En France aussi, les municipalités sont tentées. "Paris et Rouen nous ont déjà contactées", assure Thomas Sabatier, le fondateur de The ChatBotFactory. Sa startup développe des services de conversation intelligente pour les entreprises et collectivités. Elle lancera bientôt un service gratuit de géolocalisation de bornes de recharge électrique et planche sur de nouveaux sujets, comme un agenda culturel qui proposera des idées de sorties selon vos goûts.

"Entre 40 et 60% des requêtes des utilisateurs ne nécessitent aucun raisonnement, comme trouver l’horaire d’ouverture d’une piscine ou l’adresse d’une déchèterie". Des tâches pour lesquelles le robot est parfaitement adapté. C’est bien plus pratique que d’aller fouiller dans les centaines de pages d’un site web, assure Thomas Sabatier. En plus, le service est disponible 24 heures sur 24, là où les horaires des administrations sont parfois limités. Dans certaines communes rurales, la mairie n’est ouverte que quelques heures par semaine !

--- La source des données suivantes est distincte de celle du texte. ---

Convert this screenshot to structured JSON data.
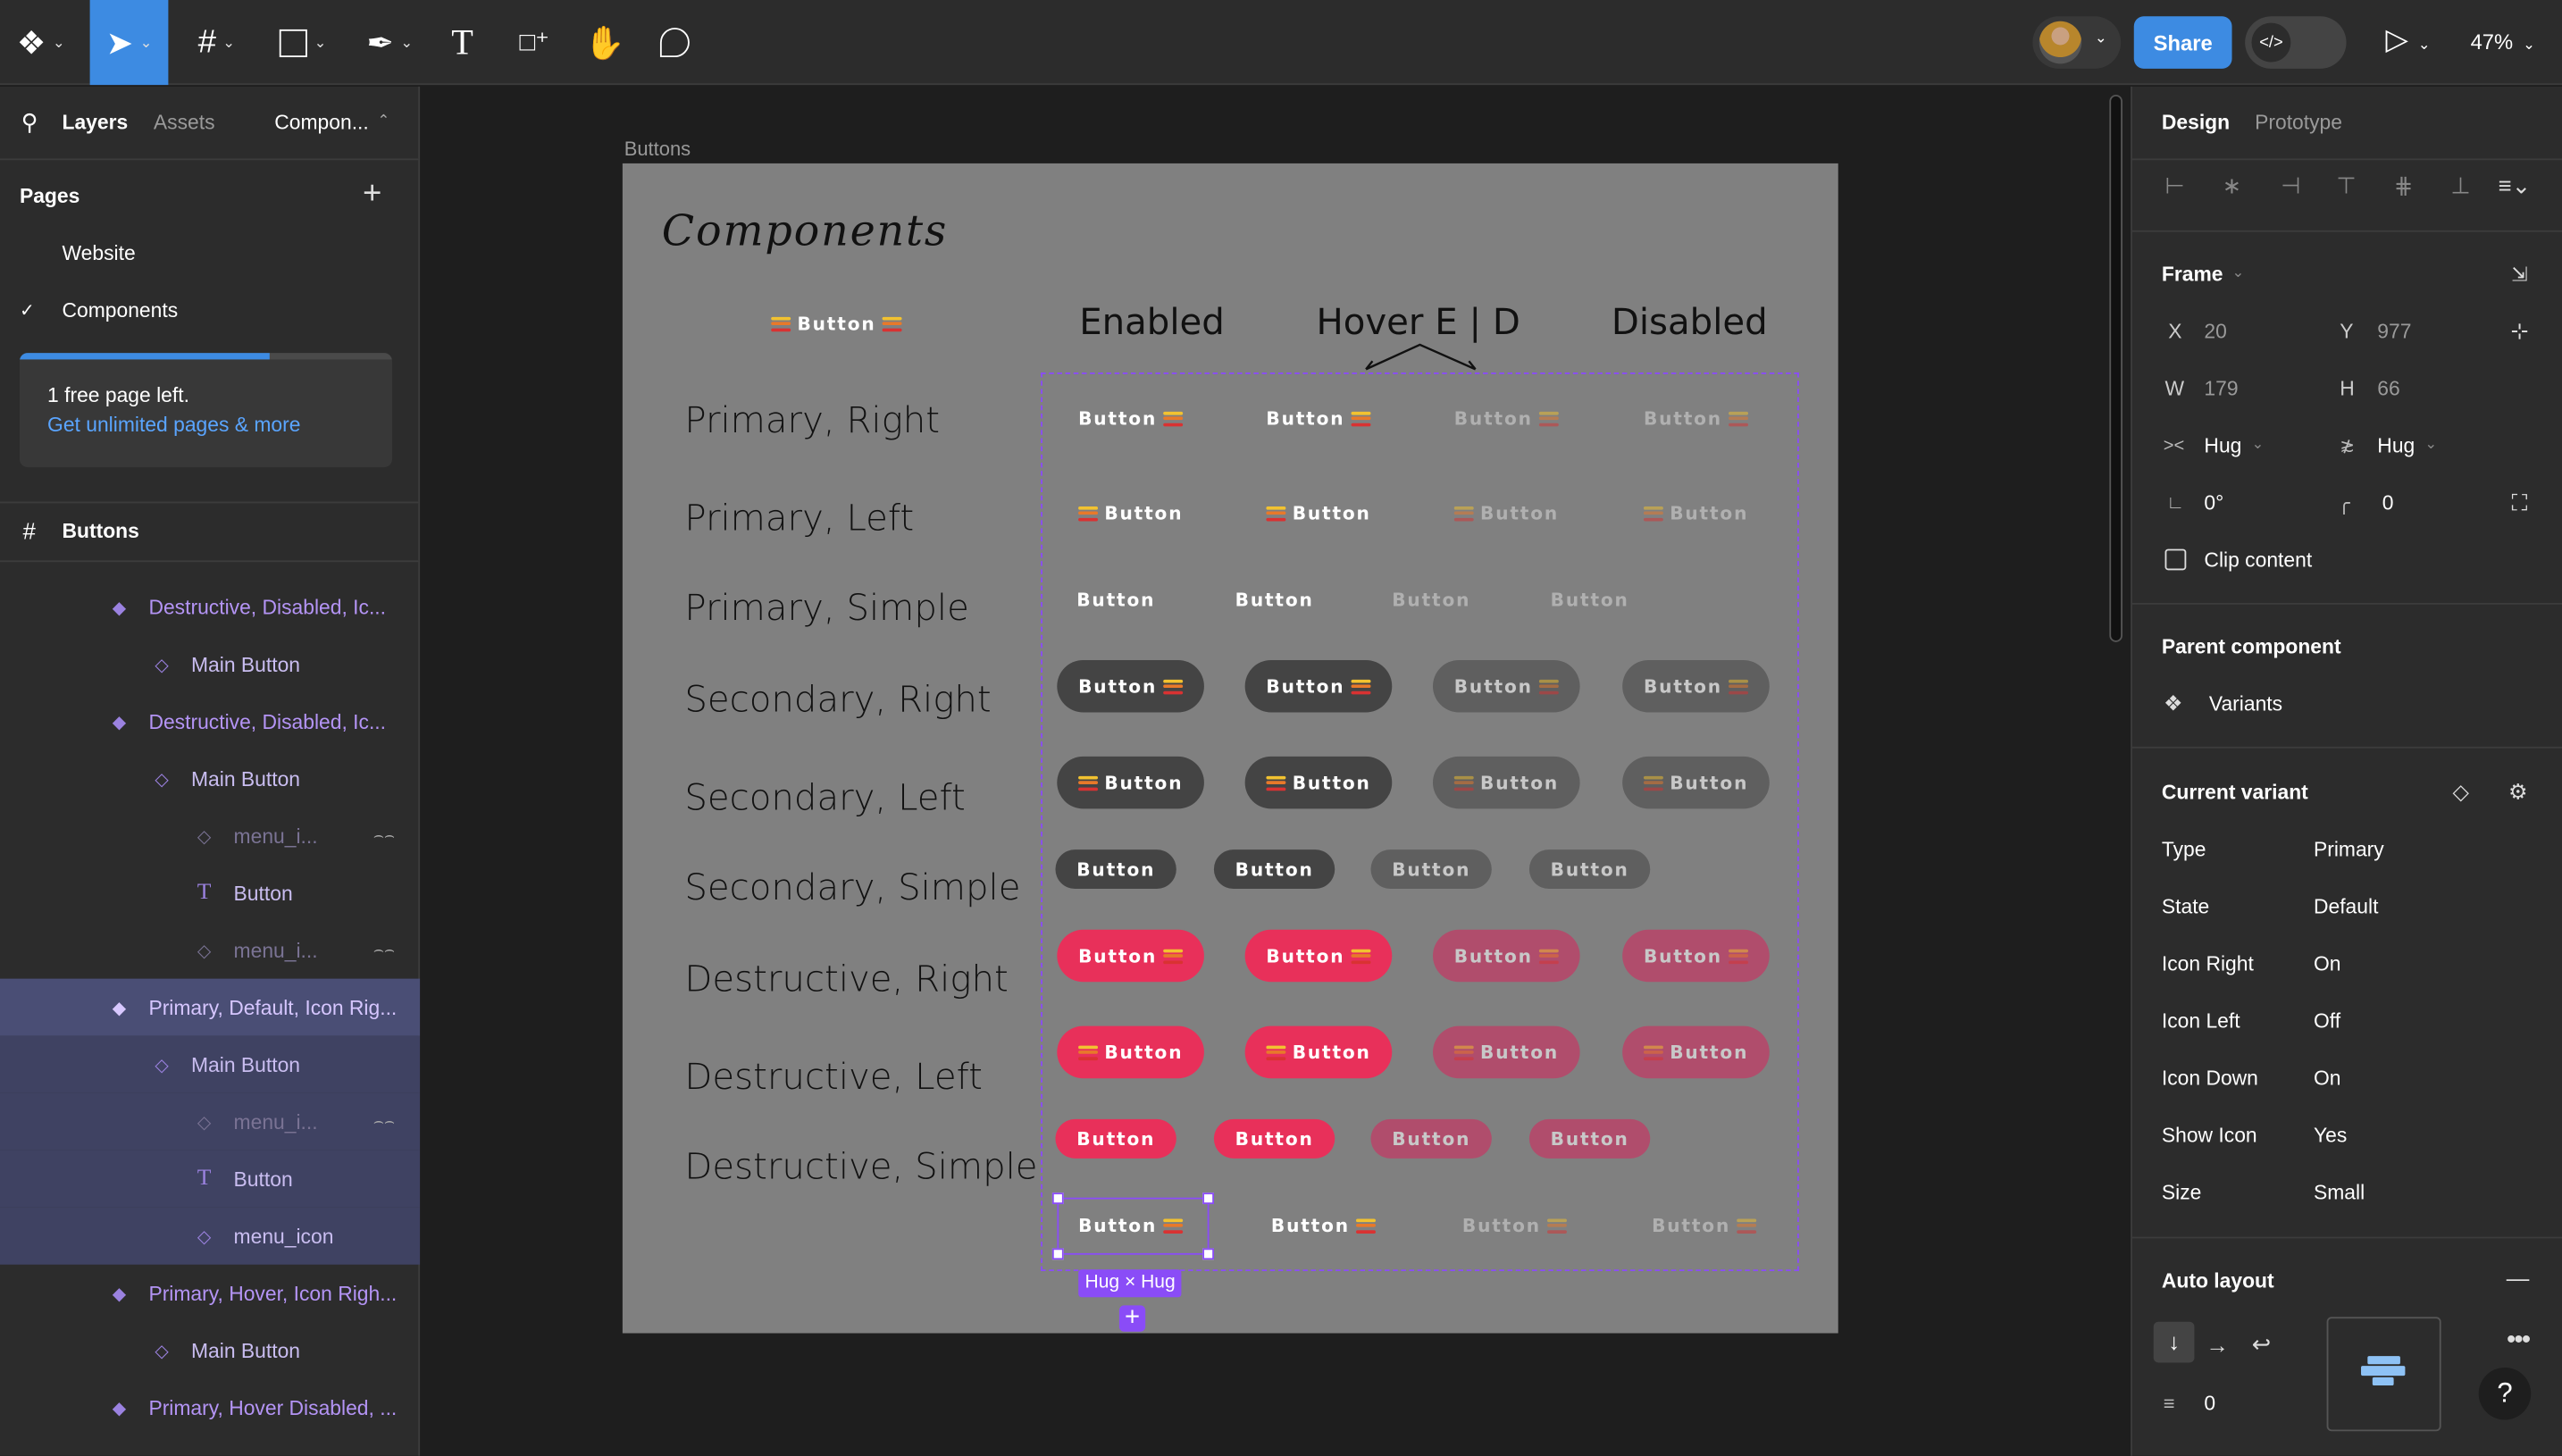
{
  "toolbar": {
    "tools": [
      {
        "name": "main-menu",
        "icon": "figma-logo-icon"
      },
      {
        "name": "move-tool",
        "icon": "cursor-icon",
        "active": true
      },
      {
        "name": "frame-tool",
        "icon": "frame-icon"
      },
      {
        "name": "shape-tool",
        "icon": "rectangle-icon"
      },
      {
        "name": "pen-tool",
        "icon": "pen-icon"
      },
      {
        "name": "text-tool",
        "icon": "text-icon"
      },
      {
        "name": "resources-tool",
        "icon": "resources-icon"
      },
      {
        "name": "hand-tool",
        "icon": "hand-icon"
      },
      {
        "name": "comment-tool",
        "icon": "comment-icon"
      }
    ],
    "share_label": "Share",
    "zoom": "47%",
    "accent": "#3d8be2"
  },
  "left_panel": {
    "tabs": {
      "layers": "Layers",
      "assets": "Assets",
      "page_dropdown": "Compon..."
    },
    "pages_title": "Pages",
    "pages": [
      {
        "label": "Website",
        "current": false
      },
      {
        "label": "Components",
        "current": true
      }
    ],
    "upsell": {
      "text": "1 free page left.",
      "link": "Get unlimited pages & more",
      "progress": 0.67
    },
    "frame_title": "Buttons",
    "layers": [
      {
        "level": 1,
        "type": "component-set",
        "label": "Destructive, Disabled, Ic..."
      },
      {
        "level": 2,
        "type": "instance",
        "label": "Main Button"
      },
      {
        "level": 1,
        "type": "component-set",
        "label": "Destructive, Disabled, Ic..."
      },
      {
        "level": 2,
        "type": "instance",
        "label": "Main Button"
      },
      {
        "level": 3,
        "type": "instance",
        "label": "menu_i...",
        "hidden": true
      },
      {
        "level": 3,
        "type": "text",
        "label": "Button"
      },
      {
        "level": 3,
        "type": "instance",
        "label": "menu_i...",
        "hidden": true
      },
      {
        "level": 1,
        "type": "component-set",
        "label": "Primary, Default, Icon Rig...",
        "selected": true
      },
      {
        "level": 2,
        "type": "instance",
        "label": "Main Button",
        "ingroup": true
      },
      {
        "level": 3,
        "type": "instance",
        "label": "menu_i...",
        "hidden": true,
        "ingroup": true
      },
      {
        "level": 3,
        "type": "text",
        "label": "Button",
        "ingroup": true
      },
      {
        "level": 3,
        "type": "instance",
        "label": "menu_icon",
        "ingroup": true
      },
      {
        "level": 1,
        "type": "component-set",
        "label": "Primary, Hover, Icon Righ..."
      },
      {
        "level": 2,
        "type": "instance",
        "label": "Main Button"
      },
      {
        "level": 1,
        "type": "component-set",
        "label": "Primary, Hover Disabled, ..."
      }
    ]
  },
  "canvas": {
    "frame_label": "Buttons",
    "title": "Components",
    "header_button": "Button",
    "columns": [
      "Enabled",
      "Hover E | D",
      "Disabled"
    ],
    "button_text": "Button",
    "rows": [
      {
        "label": "Primary, Right",
        "variant": "primary",
        "icon": "right"
      },
      {
        "label": "Primary, Left",
        "variant": "primary",
        "icon": "left"
      },
      {
        "label": "Primary, Simple",
        "variant": "primary",
        "icon": "none"
      },
      {
        "label": "Secondary, Right",
        "variant": "secondary",
        "icon": "right"
      },
      {
        "label": "Secondary, Left",
        "variant": "secondary",
        "icon": "left"
      },
      {
        "label": "Secondary, Simple",
        "variant": "secondary",
        "icon": "none"
      },
      {
        "label": "Destructive, Right",
        "variant": "destructive",
        "icon": "right"
      },
      {
        "label": "Destructive, Left",
        "variant": "destructive",
        "icon": "left"
      },
      {
        "label": "Destructive, Simple",
        "variant": "destructive",
        "icon": "none"
      },
      {
        "label": "",
        "variant": "primary",
        "icon": "right"
      }
    ],
    "selection_label": "Hug × Hug",
    "colors": {
      "frame": "#808080",
      "secondary": "#444444",
      "secondary_disabled": "#5f5f5f",
      "destructive": "#e8305a",
      "destructive_disabled": "#b04d6c",
      "selection": "#8a4cf7",
      "icon_lines": [
        "#f2c230",
        "#e8792a",
        "#d93232"
      ]
    }
  },
  "right_panel": {
    "tabs": {
      "design": "Design",
      "prototype": "Prototype"
    },
    "frame": {
      "title": "Frame",
      "x_label": "X",
      "x": "20",
      "y_label": "Y",
      "y": "977",
      "w_label": "W",
      "w": "179",
      "h_label": "H",
      "h": "66",
      "hsize": "Hug",
      "vsize": "Hug",
      "rotation": "0°",
      "radius": "0",
      "clip_label": "Clip content",
      "clip": false
    },
    "parent": {
      "title": "Parent component",
      "name": "Variants"
    },
    "variant": {
      "title": "Current variant",
      "props": [
        {
          "k": "Type",
          "v": "Primary"
        },
        {
          "k": "State",
          "v": "Default"
        },
        {
          "k": "Icon Right",
          "v": "On"
        },
        {
          "k": "Icon Left",
          "v": "Off"
        },
        {
          "k": "Icon Down",
          "v": "On"
        },
        {
          "k": "Show Icon",
          "v": "Yes"
        },
        {
          "k": "Size",
          "v": "Small"
        }
      ]
    },
    "auto_layout": {
      "title": "Auto layout",
      "direction": "vertical",
      "gap": "0"
    },
    "help": "?"
  }
}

Gagnant pour les usagers et gagnant pour les mairies, alors que le personnel représente 40% des dépenses des communes en 2016 (+80% en 20 ans). "Les employés auront plus de temps pour s’occuper des questions complexes", explique Thomas Sabatier. Encore faudra-t-il qu’ils soient formés pour cela... En tous cas, 56% des Français considèrent déjà les chatbots comme un outil qui simplifiera leur vie à l’avenir, selon une récente étude Do You Dream Up.

Diriger un pays tout entier

Avant de conquérir l’ensemble des municipalités, restent quelques problèmes à régler. La pertinence des réponses laisse parfois à désirer et la fameuse affaire du Bot raciste de Microsoft montre que l’apprentissage de la machine doit être manié avec précaution. On imagine mal un agent municipal, même virtuel, se montrer grossier ou proférer des injures ou des blagues douteuses. Les chatbots ne comprennent pas les forts accents et ont du mal avec l’humour ou les expressions imagées. La qualité de la réponse dépend également de sa base de données associée. Avec ce système, une mise à jour en temps réel est indispensable sous peine de délivrer des informations erronées.

"La technologie est encore jeune mais dans 2 ou 3 ans les bots seront capables de répondre à des requêtes beaucoup plus élaborées

Thomas Sabatier

D’autres ont d’ailleurs des vues bien plus vastes. "On n’invente pas des bots pour commander des pizzas", s’énerve Gabriel Leydon, un entrepreneur de la Silicon Valley à la tête de RTplatform. Lui ambitionne d’inventer des chatbots "pour diriger un pays tout entier", et vise tous les domaines, des transports à l’énergie en passant par la santé. Sa technologie est capable de répondre à des centaines de millions de requêtes par seconde, prétend Leydon. Infiniment plus que les échanges boursiers par exemple. Il imagine donc une sorte de chatbot prenant lui-même ses décisions en fonction de ce que lui disent les utilisateurs et de sa base de données. Lors d’une visite officielle, le système décidera par exemple de fermer tous les parkings et les rues à proximité, détaille-t-il.

"Demain nous bâtiront un réseau digital et interactif constituant un miroir numérique du monde réel"

Gabriel Leydon

Ce jour-là, les 36 000 maires de France pourront songer à leur retraite.